Multi-Tenant Monitoring: The SaaS-Specific Challenge

In a multi-tenant SaaS, you need to monitor not just your system as a whole, but also per tenant. One "noisy neighbor" can impact your entire platform.

// Middleware: track per-tenant resource usage
app.use(async (req, res, next) => {
  const tenantId = req.tenantId;
  const start = performance.now();

  res.on('finish', () => {
    const duration = performance.now() - start;

    // Track per tenant
    metrics.tenantRequestDuration
      .labels(tenantId)
      .observe(duration / 1000);

    // Detect noisy neighbors
    if (duration > SLOW_REQUEST_THRESHOLD) {
      logger.warn({
        tenantId,
        duration,
        route: req.route?.path,
        message: 'Slow request detected — possible noisy neighbor',
      });
    }
  });

  next();
});

What you want to know per tenant:

  • Request volume and patterns
  • Error rates
  • Storage and bandwidth usage
  • API quota consumption
  • Cost per tenant (for your own margin calculations)
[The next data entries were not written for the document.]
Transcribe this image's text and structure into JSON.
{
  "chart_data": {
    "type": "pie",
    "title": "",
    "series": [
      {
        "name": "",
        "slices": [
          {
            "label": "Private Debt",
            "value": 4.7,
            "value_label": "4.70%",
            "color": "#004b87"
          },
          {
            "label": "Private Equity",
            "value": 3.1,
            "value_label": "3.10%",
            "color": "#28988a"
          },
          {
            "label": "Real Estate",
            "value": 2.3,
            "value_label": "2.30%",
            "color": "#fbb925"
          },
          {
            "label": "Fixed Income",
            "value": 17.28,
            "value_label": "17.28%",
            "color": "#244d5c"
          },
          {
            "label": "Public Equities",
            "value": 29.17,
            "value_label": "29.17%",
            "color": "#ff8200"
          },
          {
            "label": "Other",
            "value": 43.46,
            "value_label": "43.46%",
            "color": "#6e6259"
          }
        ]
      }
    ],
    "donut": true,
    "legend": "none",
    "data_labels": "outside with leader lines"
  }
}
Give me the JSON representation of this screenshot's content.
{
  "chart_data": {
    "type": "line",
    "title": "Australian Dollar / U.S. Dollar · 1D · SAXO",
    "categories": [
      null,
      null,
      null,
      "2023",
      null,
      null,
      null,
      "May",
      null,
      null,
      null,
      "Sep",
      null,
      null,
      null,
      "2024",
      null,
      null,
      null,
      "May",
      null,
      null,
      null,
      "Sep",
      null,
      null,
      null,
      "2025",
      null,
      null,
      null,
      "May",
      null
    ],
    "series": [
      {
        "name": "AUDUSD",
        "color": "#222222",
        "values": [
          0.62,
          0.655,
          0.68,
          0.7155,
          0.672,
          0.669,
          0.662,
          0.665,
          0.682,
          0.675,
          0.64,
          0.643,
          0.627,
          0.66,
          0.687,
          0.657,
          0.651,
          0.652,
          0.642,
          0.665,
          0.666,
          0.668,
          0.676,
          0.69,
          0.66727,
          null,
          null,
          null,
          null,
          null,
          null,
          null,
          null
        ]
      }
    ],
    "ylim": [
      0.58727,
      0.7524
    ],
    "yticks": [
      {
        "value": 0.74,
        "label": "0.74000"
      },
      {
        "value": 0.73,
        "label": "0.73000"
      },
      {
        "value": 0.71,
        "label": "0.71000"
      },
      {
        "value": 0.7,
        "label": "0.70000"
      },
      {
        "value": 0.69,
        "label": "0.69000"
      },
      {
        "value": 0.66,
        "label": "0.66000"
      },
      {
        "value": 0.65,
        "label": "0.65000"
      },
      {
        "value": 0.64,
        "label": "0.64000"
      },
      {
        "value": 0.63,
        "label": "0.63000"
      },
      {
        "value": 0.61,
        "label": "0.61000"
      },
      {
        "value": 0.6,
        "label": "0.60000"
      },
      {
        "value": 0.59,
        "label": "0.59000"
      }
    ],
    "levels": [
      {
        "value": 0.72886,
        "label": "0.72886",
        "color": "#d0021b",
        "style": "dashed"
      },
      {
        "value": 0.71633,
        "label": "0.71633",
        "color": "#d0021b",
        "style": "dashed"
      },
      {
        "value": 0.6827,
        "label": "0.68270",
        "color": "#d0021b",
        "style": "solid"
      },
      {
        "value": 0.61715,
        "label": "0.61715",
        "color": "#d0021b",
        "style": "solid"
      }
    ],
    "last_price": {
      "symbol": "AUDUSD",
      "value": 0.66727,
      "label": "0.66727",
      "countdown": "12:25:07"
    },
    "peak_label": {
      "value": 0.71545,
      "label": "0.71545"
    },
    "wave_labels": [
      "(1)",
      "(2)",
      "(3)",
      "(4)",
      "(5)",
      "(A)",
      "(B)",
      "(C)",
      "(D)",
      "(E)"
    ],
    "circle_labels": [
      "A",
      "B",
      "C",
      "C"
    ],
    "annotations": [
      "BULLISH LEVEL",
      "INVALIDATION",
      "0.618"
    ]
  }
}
Health Checks: More Than a Ping

A good health check doesn't just verify your app is running — it verifies it's functional.

// Comprehensive health check endpoint
app.get('/health', async (req, res) => {
  const checks = {
    database: await checkDatabase(),
    redis: await checkRedis(),
    stripe: await checkStripeAPI(),
    storage: await checkS3(),
    queue: await checkQueueConnection(),
  };

  const healthy = Object.values(checks).every(c => c.status === 'ok');

  res.status(healthy ? 200 : 503).json({
    status: healthy ? 'healthy' : 'degraded',
    timestamp: new Date().toISOString(),
    version: process.env.APP_VERSION,
    checks,
  });
});

async function checkDatabase() {
  try {
    const start = Date.now();
    await prisma.$queryRaw\`SELECT 1\`;
    return { status: 'ok', latency_ms: Date.now() - start };
  } catch (error) {
    return { status: 'error', message: error.message };
  }
}

Step-by-Step Plan: From Zero to Observability

Week 1: The Basics

  • Implement structured logging (Pino/Winston)
  • Add request IDs to all logs
  • Set up Sentry for error tracking
  • Configure an uptime monitor

Week 2: Metrics

  • Add the four golden signals
  • Create a basic dashboard (Grafana)
  • Set up 3-5 critical alerts
  • Start per-tenant tracking

Week 3: Deep Dive

  • Implement OpenTelemetry for tracing
  • Add business metrics
  • Build a health check endpoint
  • Define your SLOs

Week 4: Culture

  • Document your runbooks (what do you do when alert X fires?)
  • Train your team on the dashboards
  • Schedule a monthly review of your alerts
  • Remove alerts that nobody takes action on

Conclusion

Monitoring and observability aren't a luxury — they're a requirement for any serious SaaS. The difference between a SaaS that scales and one that crashes under pressure often isn't in the code, but in how much you see of what's happening.

Start small: structured logging, error tracking, and uptime monitoring. Build from there toward full observability. Your future self — the one debugging a production incident at 3 AM — will thank you.

The cost of good monitoring is always lower than the cost of an outage you didn't see coming.